We are a spend culture where we tend to buy things we don’t need to satisfy our “wants” but we rarely think if they meet our “needs”. Obviously the money and our available disposable income is finite. Once you spend it, there is no buyer’s remorse. Some things you can return but often than not they come with a cost.
Today I’m not going to talk about what we can spend because that defeats the purpose of my blog, which is to plan for retirement. My goal as a financially responsible person is to be able to save enough so I can retire comfortably. That is easier to say than actually doing it. The best advise I can give is to start small and hopefully you will get a snowball effect whereby the money you save will continue to grow exponentially.
You are reading this probably you are very interested in investing your money or how to plan for retirement. Trust me it is never too early when it comes to these two subjects. I wished someone told me earlier or I could have been a millionaire (on paper) today.
Retirement Plan Contribution
Without a doubt, investing in retirement plan such as 401K plan or IRAs is the most important thing that any of us should do. The retirement plan will be your only source of income when you retire. If you still believe that Social Security benefits will be available by the time we retire, you will be in for a big surprise. The last time I read that Social Security Administration will be bankrupt by 2030 – that means all the contribution that we gave to SSA from our paychecks will disappear.
The retirement plans are what I consider out-of-sight/out-of-mind. Contributing to these funds is so seamless that you would hardly notice that it was taken out of your paycheck. The real benefit is the retirement plans are tied to stock market and historically it has been going up since the stock market was tracked. Naturally the amount you invested in the retirement plans will only go up. To give you a perspective, the average price Dow Jones index increased by a whopping 13,484% since 1930.
Investing in Stock Market
With the interest so low I’m not going to recommend saving your money in a high yield savings account. In the last several years, my combined savings in PMMA and CD of nearly $70 thousand only earned less than $200 annually. The money I invested in stock markets for the last 3 years in Robinhood has grown in value by almost 45%.
Investing in stock market has its risk but if history tells us anything, the risk can be mitigated if we understand it well. Additionally, my portfolio is telling me that the benefits outweigh the risk. So don’t wait. The earlier you invest the likelihood the value will increase is high. Before jumping head first, do read some of my posts earlier on how to mitigate the risks and what new investor should do.

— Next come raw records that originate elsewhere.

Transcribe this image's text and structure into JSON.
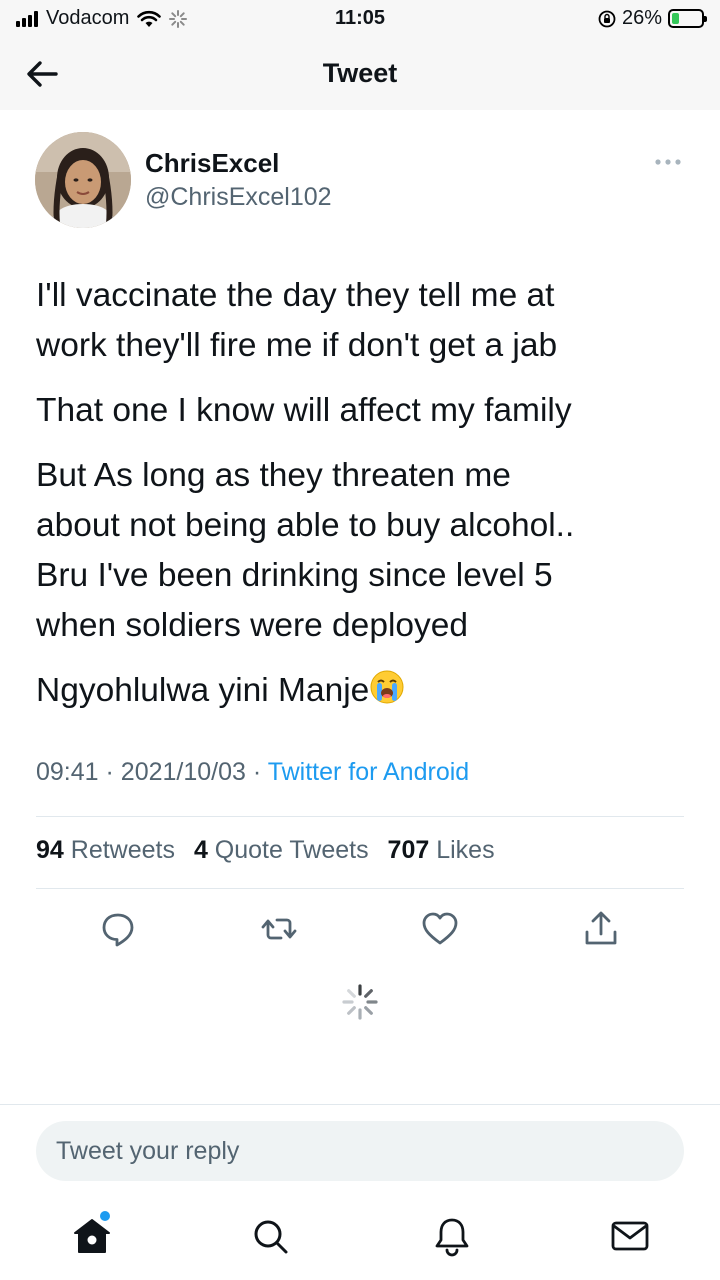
{
  "status_bar": {
    "carrier": "Vodacom",
    "time": "11:05",
    "battery_percent": "26%",
    "battery_level": 0.26
  },
  "header": {
    "title": "Tweet"
  },
  "tweet": {
    "author_name": "ChrisExcel",
    "author_handle": "@ChrisExcel102",
    "paragraphs": [
      "I'll vaccinate the day they tell me at",
      "work they'll fire me if don't get a jab",
      "That one I know will affect my family",
      "But As long as they threaten me",
      "about not being able to buy alcohol..",
      "Bru I've been drinking since level 5",
      "when soldiers were deployed",
      "Ngyohlulwa yini Manje"
    ],
    "time": "09:41",
    "date": "2021/10/03",
    "source": "Twitter for Android",
    "separator": "·"
  },
  "stats": {
    "retweets_count": "94",
    "retweets_label": "Retweets",
    "quotes_count": "4",
    "quotes_label": "Quote Tweets",
    "likes_count": "707",
    "likes_label": "Likes"
  },
  "reply": {
    "placeholder": "Tweet your reply"
  },
  "icons": {
    "back": "arrow-left-icon",
    "more": "ellipsis-icon",
    "reply": "comment-icon",
    "retweet": "retweet-icon",
    "like": "heart-icon",
    "share": "share-icon",
    "home": "home-icon",
    "search": "search-icon",
    "notifications": "bell-icon",
    "messages": "envelope-icon",
    "emoji": "loudly-crying-face-emoji"
  },
  "colors": {
    "accent": "#1d9bf0",
    "text": "#0f1419",
    "secondary": "#536471",
    "battery": "#34c759"
  }
}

Save in College Savings Plan
This is extremely helpful for anyone who have children. The college savings plan, also known as 529 account allows investor to invest in certain fixed funds and allow it to grow in value. When you need to pay for higher education, you can withdraw it without penalty tax free, as long as it is used to pay for education purpose.
The great thing about the 529 account is you can set it as recurring investment every month, again another out-of-sight/out-of-mind investment vehicle. My son started going to Rutgers University and I can tell you what a life saving the 529 account is. I believe the fund for my son account grown at least by 40% since I started investing 10 years ago.
Pay Off Credit Card Debt
Paying off debt is always the first advise any financial planner will tell you and it is no brainer. Debt, particularly credit cards, has interest rates that are usually high. This kind of debt eat in your disposable income by making the loan more expensive. For illustration purpose, the expensive handbag you purchase may have cost $4,000. By not paying the credit card in full, the cost of the handbag could become $6,000 depending on when you pay the debt off.
The biggest downside of not paying off credit card debt is the lost of income. Instead of paying off the interest on the credit cards, you could have used the money and invest in Apple stocks. Imagine the amount of money you could have made by investing in Apple stock 20 years ago. I did a quick calculation and its stock went up by about 3,900%.
This goes to back to my opening remarks, the “want” and the “need”. We all need a car for transportation purpose. However, do we need a car for convenient purpose or for self-image purpose? For example, a small SUV cost about $30,000 in today’s market while a Tesla Model X costs up to $90,000. The difference in $60,000 could be invested in stock market and let it group. There are just too many consumers who all into the “image” trap and never thought of their own personal finance. Most did not consider the additional cost of insurance and maintenance when it comes to expensive cars like the Tesla.
Understandably that purchasing something we don’t need gives us a sudden satisfaction. However, the feeling will go away very quickly and we are stuck with a huge debt that will need to be repaid.